Regisseur Stanley Nelson hat für seinen Film über Miles Davis eine Fleißarbeit vorgelegt: „Birth of the Cool“ zeichnet ein differenziertes Bild.

Jede Musikgattung hat ihre Klischees, auch beim Jazz. Hier kommen die Protagonisten aus der mittleren Großstadt, von wo aus die Besten nach New York gehen und dort zu Weltstars avancieren. Kaum einer hat all das so intensiv verkörpert wie Miles Davis. Der Sohn eines Zahnarztes aus St. Louis beeinflusste ab 1946 rund 30 Jahre lang maßgeblich die Spielarten Cool, Hard Bop und Modal Jazz sowie die Fusion zwischen Jazz und Soul.
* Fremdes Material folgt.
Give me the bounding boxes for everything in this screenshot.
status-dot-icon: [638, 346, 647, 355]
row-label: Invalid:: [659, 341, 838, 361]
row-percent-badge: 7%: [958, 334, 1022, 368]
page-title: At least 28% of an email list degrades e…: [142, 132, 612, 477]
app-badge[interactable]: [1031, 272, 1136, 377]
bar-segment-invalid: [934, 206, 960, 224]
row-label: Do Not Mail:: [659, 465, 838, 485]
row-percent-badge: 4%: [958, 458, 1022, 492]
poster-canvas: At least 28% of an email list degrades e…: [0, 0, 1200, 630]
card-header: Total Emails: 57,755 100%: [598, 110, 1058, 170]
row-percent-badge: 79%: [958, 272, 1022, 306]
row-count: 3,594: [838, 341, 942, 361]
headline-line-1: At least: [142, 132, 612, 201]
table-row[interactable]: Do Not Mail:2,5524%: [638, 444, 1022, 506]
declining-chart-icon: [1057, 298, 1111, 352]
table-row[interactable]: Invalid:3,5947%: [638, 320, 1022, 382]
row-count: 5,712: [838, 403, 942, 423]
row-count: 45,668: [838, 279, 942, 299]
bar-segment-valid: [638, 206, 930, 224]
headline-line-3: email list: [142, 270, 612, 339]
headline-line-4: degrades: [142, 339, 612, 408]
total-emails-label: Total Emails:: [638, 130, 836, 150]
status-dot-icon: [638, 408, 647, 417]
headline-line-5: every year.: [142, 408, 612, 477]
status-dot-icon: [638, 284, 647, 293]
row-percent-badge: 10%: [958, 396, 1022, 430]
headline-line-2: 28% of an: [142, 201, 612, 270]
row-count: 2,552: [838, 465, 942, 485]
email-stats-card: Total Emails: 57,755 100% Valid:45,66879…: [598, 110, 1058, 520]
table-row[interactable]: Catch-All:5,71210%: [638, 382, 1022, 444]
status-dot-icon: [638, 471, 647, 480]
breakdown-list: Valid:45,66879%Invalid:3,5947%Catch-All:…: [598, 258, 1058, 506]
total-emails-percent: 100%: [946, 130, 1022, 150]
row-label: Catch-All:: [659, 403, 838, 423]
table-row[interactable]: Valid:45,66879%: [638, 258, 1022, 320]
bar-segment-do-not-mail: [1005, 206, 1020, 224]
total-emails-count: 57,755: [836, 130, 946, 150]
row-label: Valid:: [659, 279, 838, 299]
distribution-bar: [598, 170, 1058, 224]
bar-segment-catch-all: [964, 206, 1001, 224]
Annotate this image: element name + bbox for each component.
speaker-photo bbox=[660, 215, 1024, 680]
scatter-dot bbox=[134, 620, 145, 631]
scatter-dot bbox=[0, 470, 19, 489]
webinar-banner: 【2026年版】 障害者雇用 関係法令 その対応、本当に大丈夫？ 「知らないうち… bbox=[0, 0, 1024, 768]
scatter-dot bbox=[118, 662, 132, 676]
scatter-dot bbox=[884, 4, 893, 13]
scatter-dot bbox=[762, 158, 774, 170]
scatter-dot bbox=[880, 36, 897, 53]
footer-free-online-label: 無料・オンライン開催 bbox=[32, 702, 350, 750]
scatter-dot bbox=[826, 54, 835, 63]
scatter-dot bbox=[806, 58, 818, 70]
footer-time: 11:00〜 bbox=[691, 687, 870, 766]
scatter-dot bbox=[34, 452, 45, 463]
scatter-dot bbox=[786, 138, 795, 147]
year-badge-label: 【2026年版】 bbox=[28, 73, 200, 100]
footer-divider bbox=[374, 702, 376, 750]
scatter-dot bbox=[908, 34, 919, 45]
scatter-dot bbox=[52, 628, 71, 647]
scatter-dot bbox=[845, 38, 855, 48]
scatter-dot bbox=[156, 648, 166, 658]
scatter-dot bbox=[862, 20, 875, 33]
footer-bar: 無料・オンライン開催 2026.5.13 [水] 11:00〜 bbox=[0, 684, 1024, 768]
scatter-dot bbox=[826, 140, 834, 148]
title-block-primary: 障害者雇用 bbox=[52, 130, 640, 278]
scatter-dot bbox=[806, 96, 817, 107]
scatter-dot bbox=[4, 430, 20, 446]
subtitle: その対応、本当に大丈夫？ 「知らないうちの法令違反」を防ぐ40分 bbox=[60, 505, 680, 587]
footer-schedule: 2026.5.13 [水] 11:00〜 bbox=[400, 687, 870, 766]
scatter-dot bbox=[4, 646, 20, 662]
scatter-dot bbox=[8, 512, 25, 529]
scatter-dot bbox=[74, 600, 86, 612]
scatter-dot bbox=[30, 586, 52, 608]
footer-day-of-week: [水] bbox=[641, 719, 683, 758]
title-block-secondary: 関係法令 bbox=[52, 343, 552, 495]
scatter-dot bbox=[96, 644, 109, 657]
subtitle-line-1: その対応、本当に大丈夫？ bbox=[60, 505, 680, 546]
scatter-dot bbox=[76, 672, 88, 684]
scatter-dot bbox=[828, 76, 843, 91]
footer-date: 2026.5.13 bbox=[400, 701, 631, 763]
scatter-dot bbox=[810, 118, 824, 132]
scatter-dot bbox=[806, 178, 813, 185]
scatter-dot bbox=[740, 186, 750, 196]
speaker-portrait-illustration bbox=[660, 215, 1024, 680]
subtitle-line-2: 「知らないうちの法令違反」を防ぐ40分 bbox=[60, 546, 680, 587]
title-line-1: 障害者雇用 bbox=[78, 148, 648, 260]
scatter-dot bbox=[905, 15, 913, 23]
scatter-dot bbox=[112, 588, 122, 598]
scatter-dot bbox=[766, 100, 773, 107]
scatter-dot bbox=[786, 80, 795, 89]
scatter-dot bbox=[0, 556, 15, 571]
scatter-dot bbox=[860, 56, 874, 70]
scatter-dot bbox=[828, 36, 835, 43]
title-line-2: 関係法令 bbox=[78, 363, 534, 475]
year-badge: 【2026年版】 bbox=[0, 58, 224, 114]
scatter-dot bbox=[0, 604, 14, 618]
Sein exzentrischer Lebensstil pendelte zwischen luxuriösem Statussymbol (Ferrari-Sportwagen für den Hausgebrauch), amourösen Affären mit schönen Frauen (u.a. Juliette Greco und die Schauspielerin Cicely Tyson), Krankheiten und Gebrechen (Sichelzellenanämie, Leber- und Hüftschäden), schwerem Alkohol- und Drogenmissbrauch und ehelicher Gewalt.

Er war Symbolfigur für schwarzes Selbstbewusstsein

Er war Symbolfigur für schwarzes Selbstbewusstsein in einer von Weißen dominierten Musikindustrie und zugleich schärfster Gegenspieler eines Publikums, das sich seine Gunst mit Schmeicheleien erkaufen wollte. Er ging als sensibler Solist und einer der innovativsten Bandleader in die Musikgeschichte des 20. Jahrhunderts ein.

Angesichts dieser Biografie und der beständigen Medienpräsenz bis zu seinem Tode 1991 im Alter von 65 Jahren ist es fast unmöglich, ein Filmporträt über Miles Davis zu erstellen, das noch irgendetwas Neues erzählt. Andererseits hat es bis jetzt keinen Versuch gegeben, der dem Spannungsfeld zwischen Musiker und Mensch erschöpfend und in verträglicher abendfüllender Länge (115 Minuten) gerecht wurde. Stanley Nelson, seit den 90er Jahren veritabler Chronist schwarzer Befindlichkeiten in der US-Gesellschaft, hat für seinen Film in der Zusammenstellung von Fotografien, zeitgenössischen Konzertmitschnitten sowie Interviews mit Davis-Wegbegleitern eine Fleißarbeit vorgelegt.

Meilensteine: „Birth of the Cool“, „Kind of Blue“ und „Bitches Brew“

Der Aufbau ist chronologisch klar gegliedert; Meilensteine des Schaffens wie die Alben „Birth of the Cool“, „Kind of Blue“ und „Bitches Brew“ erfahren angemessene Hervorhebung. Als außerordentlicher Kunstgriff erweist es sich, dass Miles Davis den Film selbst kommentiert, indem Regisseur Nelson den Schauspieler Carl Lumbly engagierte, um persönliche Aussagen in der krächzenden Stimme des Vorbilds einsprechen zu lassen. Das hebt nicht nur die zeitliche Distanz auf, es impft dem Bild- und Filmmaterial eine persönliche Emotionalität ein.

Der Preis dafür ist es, dass der Film im Originalton mit deutschen Untertiteln in unsere Kinos kommt. Der Gegenwert ist eine Filmbiografie ohne eine einzige überflüssige Minute. Ein Film, der informiert und dabei so mitreißend erzählt, dass die Folge davon nur eine sein kann – man hat Lust bekommen auf die Musik von Miles Davis.